Research Information System
JOURNAL OF DRUG DELIVERY SCIENCE AND TECHNOLOGY, vol.113, 2025 (SCI-Expanded)
The present study investigates the development of dual-targeted immunoliposomes for improved therapeutic delivery of oxaliplatin in HER2-overexpressing gastric cancer. Liposomal formulations encapsulating oxaliplatin were conjugated with trastuzumab and iRGD peptide for targeted tumor delivery. Physicochemical characterization, in vitro cellular uptake, cytotoxicity, apoptosis induction, and in vivo targeting efficacy were systematically evaluated.
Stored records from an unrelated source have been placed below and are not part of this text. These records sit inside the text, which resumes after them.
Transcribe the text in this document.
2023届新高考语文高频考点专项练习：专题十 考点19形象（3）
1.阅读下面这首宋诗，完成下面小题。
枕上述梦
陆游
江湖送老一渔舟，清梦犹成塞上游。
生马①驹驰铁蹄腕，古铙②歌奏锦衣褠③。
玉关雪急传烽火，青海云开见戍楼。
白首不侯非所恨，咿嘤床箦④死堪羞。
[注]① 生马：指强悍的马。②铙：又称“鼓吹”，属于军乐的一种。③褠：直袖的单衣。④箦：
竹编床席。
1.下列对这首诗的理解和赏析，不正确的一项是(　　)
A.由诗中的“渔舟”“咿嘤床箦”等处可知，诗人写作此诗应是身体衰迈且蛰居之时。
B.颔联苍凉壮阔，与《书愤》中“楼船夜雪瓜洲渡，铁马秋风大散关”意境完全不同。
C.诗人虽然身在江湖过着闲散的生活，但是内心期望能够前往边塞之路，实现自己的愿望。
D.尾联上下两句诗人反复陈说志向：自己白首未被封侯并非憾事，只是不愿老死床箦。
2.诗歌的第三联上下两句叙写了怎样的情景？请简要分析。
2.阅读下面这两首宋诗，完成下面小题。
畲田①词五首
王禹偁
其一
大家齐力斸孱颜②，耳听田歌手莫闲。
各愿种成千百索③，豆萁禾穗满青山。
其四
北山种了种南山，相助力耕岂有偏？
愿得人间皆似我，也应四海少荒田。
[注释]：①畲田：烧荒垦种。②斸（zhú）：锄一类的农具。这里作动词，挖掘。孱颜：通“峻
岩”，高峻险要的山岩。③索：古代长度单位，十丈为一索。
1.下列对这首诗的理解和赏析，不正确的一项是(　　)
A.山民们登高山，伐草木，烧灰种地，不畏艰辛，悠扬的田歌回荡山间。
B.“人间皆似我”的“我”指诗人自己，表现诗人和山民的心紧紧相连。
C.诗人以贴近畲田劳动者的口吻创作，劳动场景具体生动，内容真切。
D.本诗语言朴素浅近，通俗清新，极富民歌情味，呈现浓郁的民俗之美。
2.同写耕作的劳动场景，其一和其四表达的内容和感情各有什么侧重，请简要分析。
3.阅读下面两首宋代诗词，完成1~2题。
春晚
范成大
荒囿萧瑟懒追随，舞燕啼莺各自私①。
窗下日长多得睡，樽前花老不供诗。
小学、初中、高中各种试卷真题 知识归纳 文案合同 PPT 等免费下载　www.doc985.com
Results revealed that HER2-targeted immunoliposomes have optimal encapsulation efficiency (similar to 22 %), appropriate nanoparticle size (271.3 +/- 4.3 nm), zeta potential (-33.5 +/- 0.8 mV), sustained drug release, and enhanced stability. Dual-targeted liposomes demonstrated significantly improved cytotoxicity, enhanced cellular uptake, and pronounced apoptosis induction in HER2-positive gastric cancer cells compared to untargeted oxaliplatin liposomes. Biodistribution studies indicated substantial tumor accumulation, which correlated with enhanced antitumor efficacy and reduced systemic toxicity in vivo. Thus, the present study substantiates dual-targeted liposomes as a promising delivery platform for improving oxaliplatin efficacy in targeted gastric cancer therapy.